- Anomaly detection
- Misuse detection
- Protocol analysis
An IPS, contrary to IDS not only can detect attacks, but it can also take pro-active measures against those attacks. For the rest of this tutorial, we will use the term IPS and IDS inter-changeably.
Types of IPS/IDS
To generate alarms an IPS must be installed somewhere in a network to watch over the network. There are two (basic) locations where IPS/IDS can be installed:
- Host-based IPS (HIPS)
HIPS are installed on the host itself. They check for malicious activity at the operating system level. HIPS examine a number of parameter of the host including system calls, audit logs, error messages, and so forth. HIPS has first-hand information on the success of an attack since traffic is examined after it reaches the target of attack.
- Network-based IPS (NIPS)
NIPS examine packets as they traverse through the network to locate attack against the network. They can be installed in active or passive mode. In passive mode, IPS/IDS sniff the traffic as it passes through the network against known signatures. IPS can act as a layer-2 device forwarding the traffic. In active mode, an IPS is installed as layer-3 device and actively looks for known and unknown attacks. In case of an anomaly, all intrusive traffic is dropped before it could reach the target system.

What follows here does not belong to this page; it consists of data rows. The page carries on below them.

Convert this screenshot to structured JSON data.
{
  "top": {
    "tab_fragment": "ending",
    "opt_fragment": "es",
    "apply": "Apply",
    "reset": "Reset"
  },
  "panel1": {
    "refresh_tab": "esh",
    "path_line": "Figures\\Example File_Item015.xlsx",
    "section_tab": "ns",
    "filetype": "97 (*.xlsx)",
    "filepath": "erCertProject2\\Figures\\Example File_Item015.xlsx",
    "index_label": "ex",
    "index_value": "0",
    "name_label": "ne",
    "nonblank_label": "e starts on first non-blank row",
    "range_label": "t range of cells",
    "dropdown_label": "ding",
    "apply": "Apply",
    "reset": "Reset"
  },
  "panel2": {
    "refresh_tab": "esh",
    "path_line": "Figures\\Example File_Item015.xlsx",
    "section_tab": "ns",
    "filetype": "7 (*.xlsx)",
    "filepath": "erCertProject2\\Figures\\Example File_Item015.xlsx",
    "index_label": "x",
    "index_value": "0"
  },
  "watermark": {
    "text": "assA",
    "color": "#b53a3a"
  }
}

NIPS have the following advantages compared to HIPS:
- Overall network perspective
- Does not run on every operating system in the network – reduces administration overhead
Now that we have a basic understanding of IPS and IDS, let us look what WIPS is? A WIPS actively monitors the radio spectrum of the presence of unauthorized access points (detection) and take countermeasures automatically (prevention).
WIPS monitors and prevents unauthorized access to resources through a wireless network. WIPS is implemented as an overlay to an existing WLAN infrastructure.
Rouge devices can spoof MAC address of an authorized network device. WIPS uses a finger-printing approach to pick out devices with spoofed MAC addresses. This is done by comparing the signals emitted by each wireless device against the authorized wireless device. WIPS can more or less prevent the following threats:
- Rogue AP
- MAC spoofing
- DoS attacks
- Man-in-the-Middle attacks
- Ad-hoc networks.
- Un-authorized associations
- Mis-configured clients
- Mis-configured AP
Components of WIPS
WIPS can consist of three basic components:
- Sensors: devices that scan the wireless spectrum
- Server: to analyze packets captured by the sensors
- Console: user interface for system administration and reporting
Examples of WIPS
- Cisco Adaptive Wireless IPS software (NIPS only)
- AirMagnet Enterprise Wireless Security (NIPS only)
- AirTight (HIPS and NIPS)
- AirDefence from Motorola (NIPS only)
This brings us to the end of a brief overview of Wireless Intrusion Prevention System.